L'administration Trump a annoncé vendredi une collaboration avec les États pour atténuer les augmentations potentielles des coûts de l'électricité pour les consommateurs américains en raison de l'utilisation croissante de l'intelligence artificielle. Les responsables fédéraux ont déclaré qu'ils encourageraient PJM, le plus grand opérateur de réseau du pays, à négocier des accords avec les grandes entreprises technologiques, dans le but de transférer le fardeau financier de l'augmentation de la demande d'électricité des consommateurs individuels vers des entreprises comme Facebook, Google et OpenAI.
Cette initiative intervient alors que la demande d'électricité a grimpé en flèche, en raison des investissements substantiels de la Silicon Valley dans les centres de données qui soutiennent le développement de l'IA. Ces centres de données, essentiels pour la formation et l'exécution de modèles d'IA complexes, nécessitent une puissance considérable. L'Energy Information Administration a signalé une augmentation de 5 % de la facture d'électricité moyenne en octobre par rapport à la même période l'année dernière, soulignant la pression croissante sur l'infrastructure électrique du pays.

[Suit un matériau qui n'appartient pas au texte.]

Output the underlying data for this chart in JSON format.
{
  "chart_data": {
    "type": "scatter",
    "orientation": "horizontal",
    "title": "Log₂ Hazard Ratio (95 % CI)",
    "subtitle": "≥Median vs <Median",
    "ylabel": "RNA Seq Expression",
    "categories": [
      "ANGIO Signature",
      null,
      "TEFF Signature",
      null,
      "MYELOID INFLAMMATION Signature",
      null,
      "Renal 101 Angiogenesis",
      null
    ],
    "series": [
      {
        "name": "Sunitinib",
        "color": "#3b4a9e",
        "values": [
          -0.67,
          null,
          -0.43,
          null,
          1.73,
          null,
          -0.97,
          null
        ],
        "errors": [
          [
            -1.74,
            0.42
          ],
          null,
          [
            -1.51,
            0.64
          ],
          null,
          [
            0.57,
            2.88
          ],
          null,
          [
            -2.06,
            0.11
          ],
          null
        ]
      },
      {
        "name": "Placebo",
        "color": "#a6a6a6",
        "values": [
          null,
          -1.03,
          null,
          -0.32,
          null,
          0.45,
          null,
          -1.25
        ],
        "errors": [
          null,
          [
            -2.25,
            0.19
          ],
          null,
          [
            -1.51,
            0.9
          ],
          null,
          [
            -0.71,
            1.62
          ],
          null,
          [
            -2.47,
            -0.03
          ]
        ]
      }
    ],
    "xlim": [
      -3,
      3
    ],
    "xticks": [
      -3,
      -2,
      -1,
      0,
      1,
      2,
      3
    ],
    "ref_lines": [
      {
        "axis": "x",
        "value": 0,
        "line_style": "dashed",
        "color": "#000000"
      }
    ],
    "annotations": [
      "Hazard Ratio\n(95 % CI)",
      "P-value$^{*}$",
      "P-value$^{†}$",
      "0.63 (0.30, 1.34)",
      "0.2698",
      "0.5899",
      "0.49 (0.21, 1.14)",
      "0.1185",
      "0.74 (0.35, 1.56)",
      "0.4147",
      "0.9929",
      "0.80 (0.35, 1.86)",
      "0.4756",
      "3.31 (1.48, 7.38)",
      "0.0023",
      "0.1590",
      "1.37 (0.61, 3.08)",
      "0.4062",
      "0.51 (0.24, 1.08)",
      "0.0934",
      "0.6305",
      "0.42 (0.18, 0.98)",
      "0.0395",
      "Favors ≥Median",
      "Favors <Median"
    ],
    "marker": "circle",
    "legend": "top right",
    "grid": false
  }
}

L'intelligence artificielle, à la base, implique la création de systèmes informatiques capables d'effectuer des tâches qui nécessitent généralement l'intelligence humaine, telles que l'apprentissage, la résolution de problèmes et la prise de décision. Ces systèmes reposent sur des algorithmes, des ensembles d'instructions qui permettent aux ordinateurs de traiter de grandes quantités de données. La formation de ces algorithmes, en particulier pour les modèles d'IA avancés comme ceux utilisés dans le traitement du langage naturel et la reconnaissance d'images, nécessite des ressources informatiques massives et, par conséquent, une consommation d'énergie substantielle.
Joseph Bowring, président de Monitoring Analytics, a reconnu le potentiel de l'initiative, mais a mis en garde contre l'attente de résultats immédiats. « Je pense que c'est positif, mais ce n'est pas magique », a-t-il déclaré, suggérant que les solutions réglementaires et les investissements dans les infrastructures prendront du temps à se concrétiser et à avoir un impact sur les factures des consommateurs.
Le plan de l'administration vise à aborder les implications sociétales de l'empreinte énergétique de l'IA. À mesure que l'IA s'intègre davantage dans divers secteurs, de la santé à la finance, ses besoins énergétiques devraient augmenter de façon exponentielle. Cela soulève des inquiétudes quant à la durabilité du développement de l'IA et au risque que l'augmentation des coûts de l'électricité n'affecte de manière disproportionnée les ménages à faible revenu.
L'approche actuelle consiste à encourager PJM à tirer parti de son pouvoir de marché pour négocier des conditions favorables avec les entreprises technologiques. Cependant, les experts notent que le processus réglementaire peut être long et que les investissements dans de nouvelles infrastructures de production et de transport d'électricité nécessitent des délais importants. Il pourrait s'écouler des années avant que ces efforts ne se traduisent par une augmentation de la production d'électricité et une baisse des factures des consommateurs. Les prochaines étapes consistent en des discussions entre PJM, les organismes de réglementation des États et les entreprises technologiques afin d'explorer les accords potentiels et les cadres réglementaires.